Vanno risarciti dall’ASL gli eredi del dipendente morto di cancro a causa del fumo passivo. È questo il principio statuito dalla Corte di Cassazione con una recentissima sentenza.

In particolare per il giudice di legittimità il risarcimento ai familiari della vittima spetta indipendentemente dall’esistenza di una normativa specifica, gravando sul datore di lavoro un obbligo generale ai sensi dell’art. 2087 c.c. teso all’adozione di tutte le misure di sicurezza idonee a tutelare la salute dei dipendenti.

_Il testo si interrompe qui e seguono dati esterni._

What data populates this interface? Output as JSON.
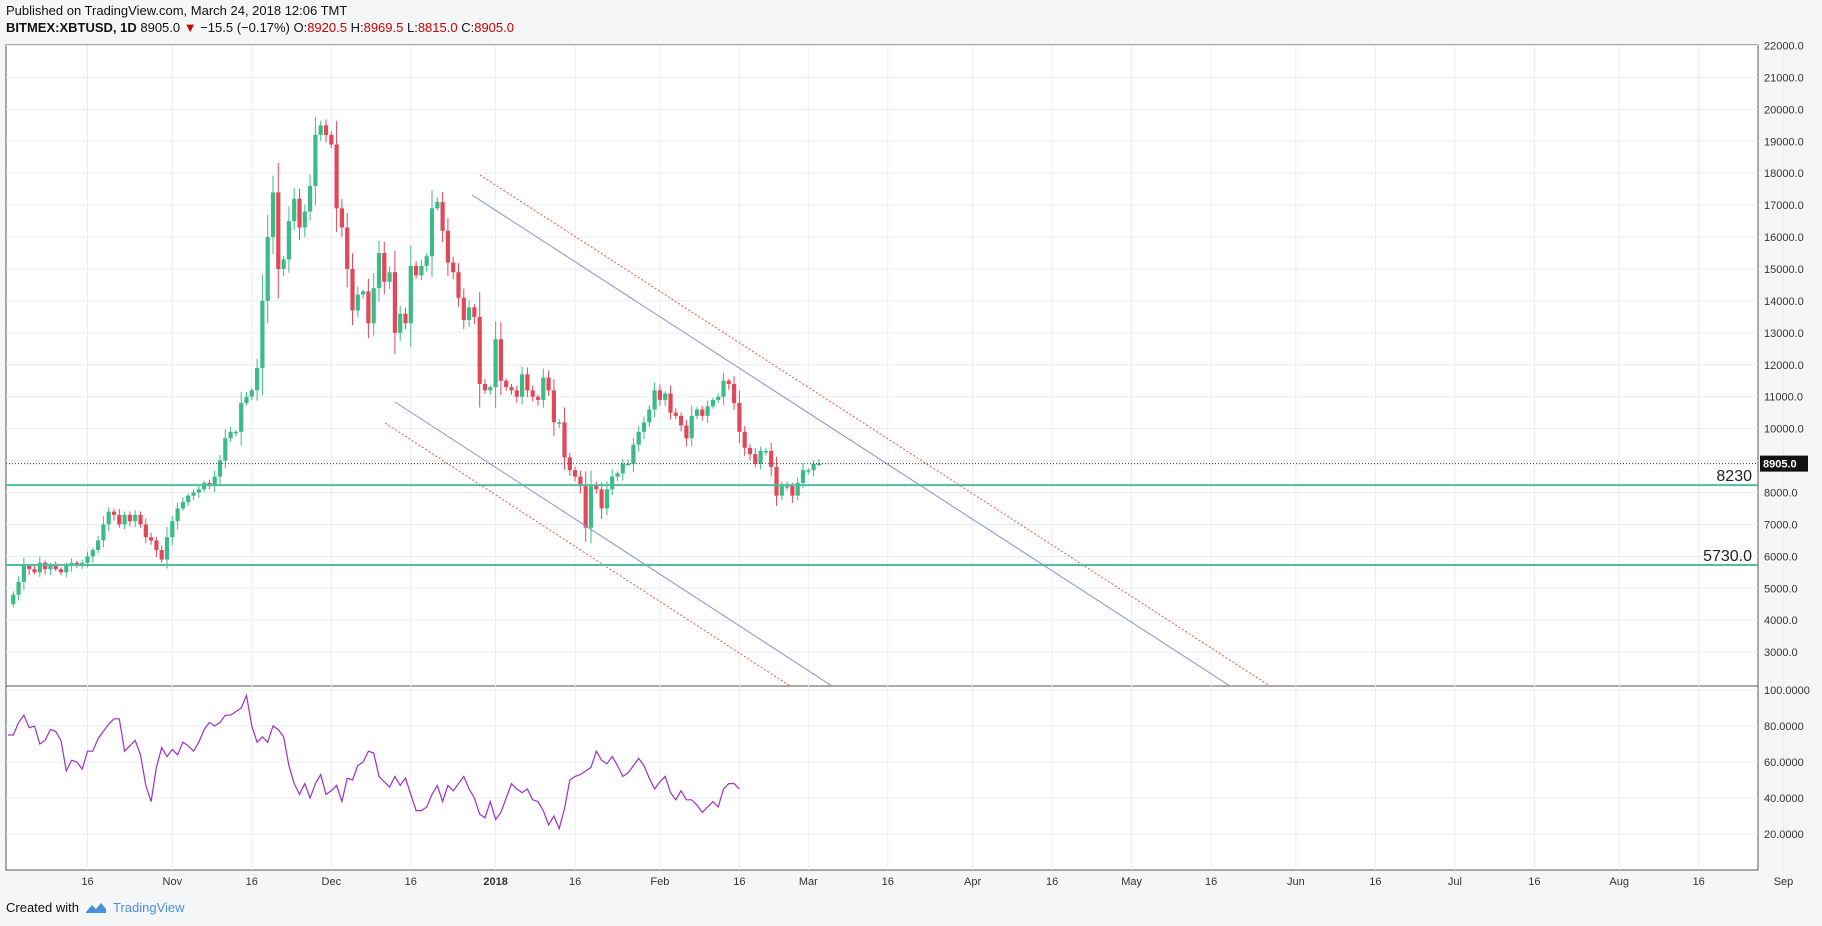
{
  "header": {
    "published": "Published on TradingView.com, March 24, 2018 12:06 TMT",
    "symbol": "BITMEX:XBTUSD, 1D",
    "last": "8905.0",
    "change": "−15.5 (−0.17%)",
    "o_label": "O:",
    "o": "8920.5",
    "h_label": "H:",
    "h": "8969.5",
    "l_label": "L:",
    "l": "8815.0",
    "c_label": "C:",
    "c": "8905.0"
  },
  "footer": {
    "created_with": "Created with",
    "brand": "TradingView"
  },
  "colors": {
    "up": "#3dbb86",
    "down": "#e2475a",
    "rsi": "#9b30c8",
    "support": "#4dbf9e",
    "channel": "#8a8fd4",
    "channel_outer": "#e8583f"
  },
  "chart_data": [
    {
      "type": "candlestick",
      "title": "BITMEX:XBTUSD, 1D",
      "ylim": [
        2000,
        22000
      ],
      "y_ticks": [
        "3000.0",
        "4000.0",
        "5000.0",
        "6000.0",
        "7000.0",
        "8000.0",
        "9000.0",
        "10000.0",
        "11000.0",
        "12000.0",
        "13000.0",
        "14000.0",
        "15000.0",
        "16000.0",
        "17000.0",
        "18000.0",
        "19000.0",
        "20000.0",
        "21000.0",
        "22000.0"
      ],
      "x_ticks": [
        "16",
        "Nov",
        "16",
        "Dec",
        "16",
        "2018",
        "16",
        "Feb",
        "16",
        "Mar",
        "16",
        "Apr",
        "16",
        "May",
        "16",
        "Jun",
        "16",
        "Jul",
        "16",
        "Aug",
        "16",
        "Sep"
      ],
      "x_tick_days": [
        15,
        31,
        46,
        61,
        76,
        92,
        107,
        123,
        138,
        151,
        166,
        182,
        197,
        212,
        227,
        243,
        258,
        273,
        288,
        304,
        319,
        335
      ],
      "start_date": "2017-10-01",
      "closes": [
        4800,
        5200,
        5700,
        5600,
        5500,
        5800,
        5600,
        5700,
        5600,
        5500,
        5700,
        5800,
        5700,
        5800,
        6000,
        6200,
        6500,
        7000,
        7400,
        7300,
        7000,
        7300,
        7100,
        7300,
        7000,
        6600,
        6500,
        6200,
        5900,
        6600,
        7100,
        7500,
        7700,
        7900,
        8000,
        8100,
        8300,
        8200,
        8500,
        9000,
        9700,
        9900,
        9900,
        10800,
        11000,
        11200,
        11900,
        14000,
        16000,
        17400,
        15000,
        15300,
        16500,
        17200,
        16300,
        16800,
        17600,
        19200,
        19500,
        19200,
        18900,
        16900,
        16300,
        15000,
        13700,
        14200,
        14300,
        13300,
        14400,
        15500,
        14600,
        14900,
        13000,
        13600,
        13300,
        15100,
        14800,
        15100,
        15400,
        16900,
        17100,
        16200,
        15200,
        14900,
        14100,
        13400,
        13800,
        13500,
        11400,
        11200,
        11300,
        12800,
        11500,
        11300,
        11200,
        11000,
        11700,
        11200,
        11000,
        10900,
        11600,
        11200,
        10200,
        10200,
        9100,
        8700,
        8500,
        8200,
        6900,
        8200,
        8100,
        7500,
        8100,
        8500,
        8600,
        8900,
        8900,
        9500,
        9900,
        10200,
        10600,
        11200,
        10900,
        11100,
        10500,
        10400,
        10100,
        9700,
        10400,
        10600,
        10400,
        10700,
        10900,
        11000,
        11500,
        11400,
        10800,
        9900,
        9400,
        9200,
        8900,
        9300,
        9300,
        8800,
        7900,
        8200,
        8200,
        7900,
        8300,
        8700,
        8700,
        8900,
        8905
      ],
      "current_price": 8905.0,
      "support_levels": [
        {
          "value": 8230,
          "label": "8230"
        },
        {
          "value": 5730,
          "label": "5730.0"
        }
      ],
      "price_label": "8905.0"
    },
    {
      "type": "line",
      "ylim": [
        15,
        100
      ],
      "y_ticks": [
        "20.0000",
        "40.0000",
        "60.0000",
        "80.0000",
        "100.0000"
      ],
      "values": [
        75,
        75,
        82,
        86,
        79,
        80,
        70,
        72,
        78,
        77,
        72,
        55,
        61,
        60,
        56,
        66,
        66,
        73,
        77,
        81,
        84,
        84,
        66,
        69,
        72,
        64,
        47,
        38,
        57,
        68,
        63,
        67,
        64,
        71,
        69,
        66,
        71,
        78,
        82,
        80,
        82,
        86,
        86,
        88,
        90,
        97,
        80,
        71,
        74,
        71,
        80,
        78,
        74,
        58,
        48,
        42,
        48,
        40,
        48,
        53,
        42,
        44,
        47,
        38,
        51,
        50,
        58,
        60,
        66,
        65,
        52,
        49,
        46,
        52,
        47,
        51,
        42,
        33,
        33,
        35,
        42,
        47,
        38,
        47,
        44,
        48,
        52,
        45,
        40,
        31,
        29,
        38,
        28,
        32,
        40,
        48,
        45,
        43,
        45,
        39,
        38,
        33,
        25,
        30,
        23,
        34,
        50,
        52,
        53,
        55,
        57,
        66,
        61,
        59,
        63,
        58,
        52,
        54,
        58,
        62,
        58,
        51,
        45,
        49,
        52,
        43,
        39,
        44,
        39,
        39,
        36,
        32,
        35,
        38,
        35,
        45,
        48,
        48,
        45
      ],
      "series_color": "#9b30c8"
    }
  ]
}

Ed infatti, per la Suprema Corte, l’azienda sanitaria locale va condannata al risarcimento dei danni atteso che, in un periodo in cui la normativa antifumo non era stringente come lo è oggi, non ha impedito l’insorgenza di un cancro al dipendente costretto a condividere un piccolo ufficio con i colleghi fumatori, posto proprio di fianco alla stanza dove venivano effettuati esami radiologici.

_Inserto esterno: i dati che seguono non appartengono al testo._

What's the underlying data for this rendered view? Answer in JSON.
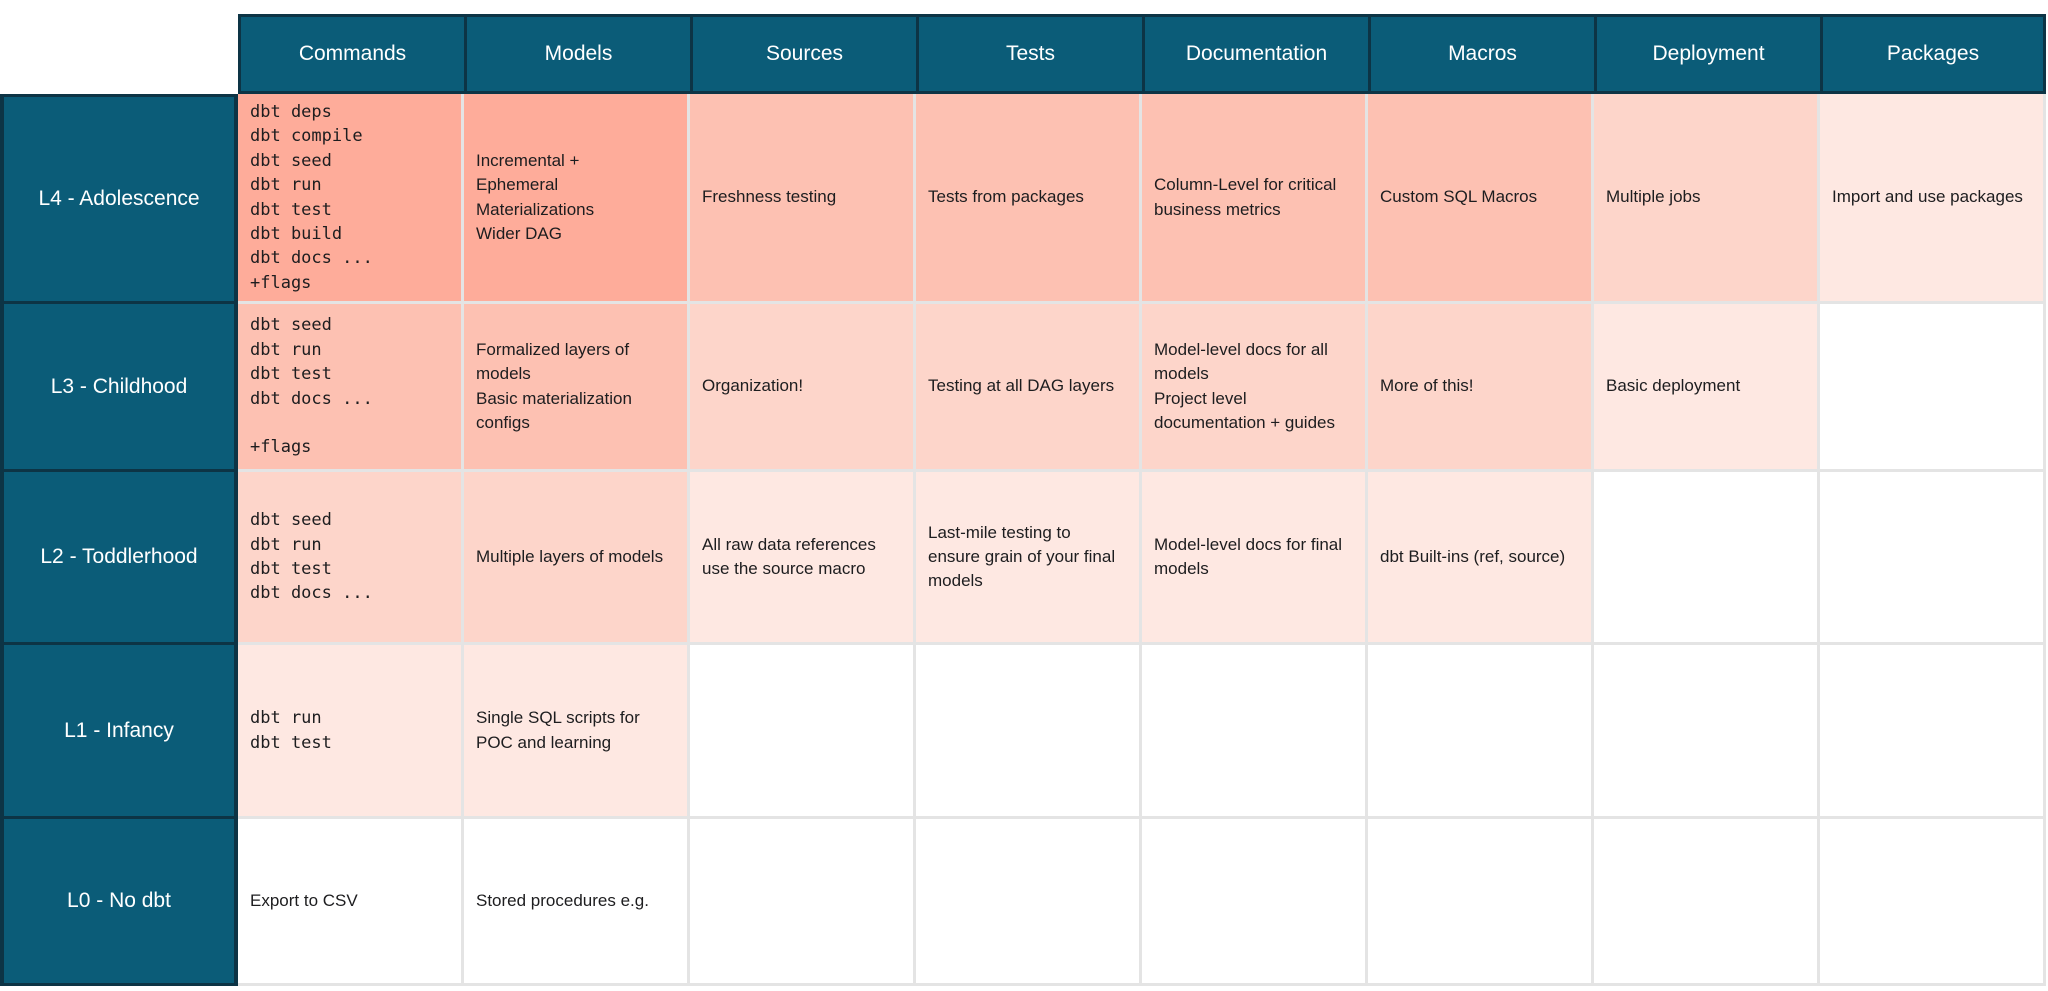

La decisione della Corte di Cassazione, sezione lavoro, è la n. 21287/2019 con cui il Supremo Giudice ha respinto il ricorso di una USL (oggi ASL) condannata dalla Corte d’Appello a risarcire circa 200.000,00 euro agli eredi di un dipendente deceduto, secondo la tesi dei congiunti, a causa di un cancro determinato dall’esposizione al fumo passivo e ad agenti cancerogeni sul luogo di lavoro.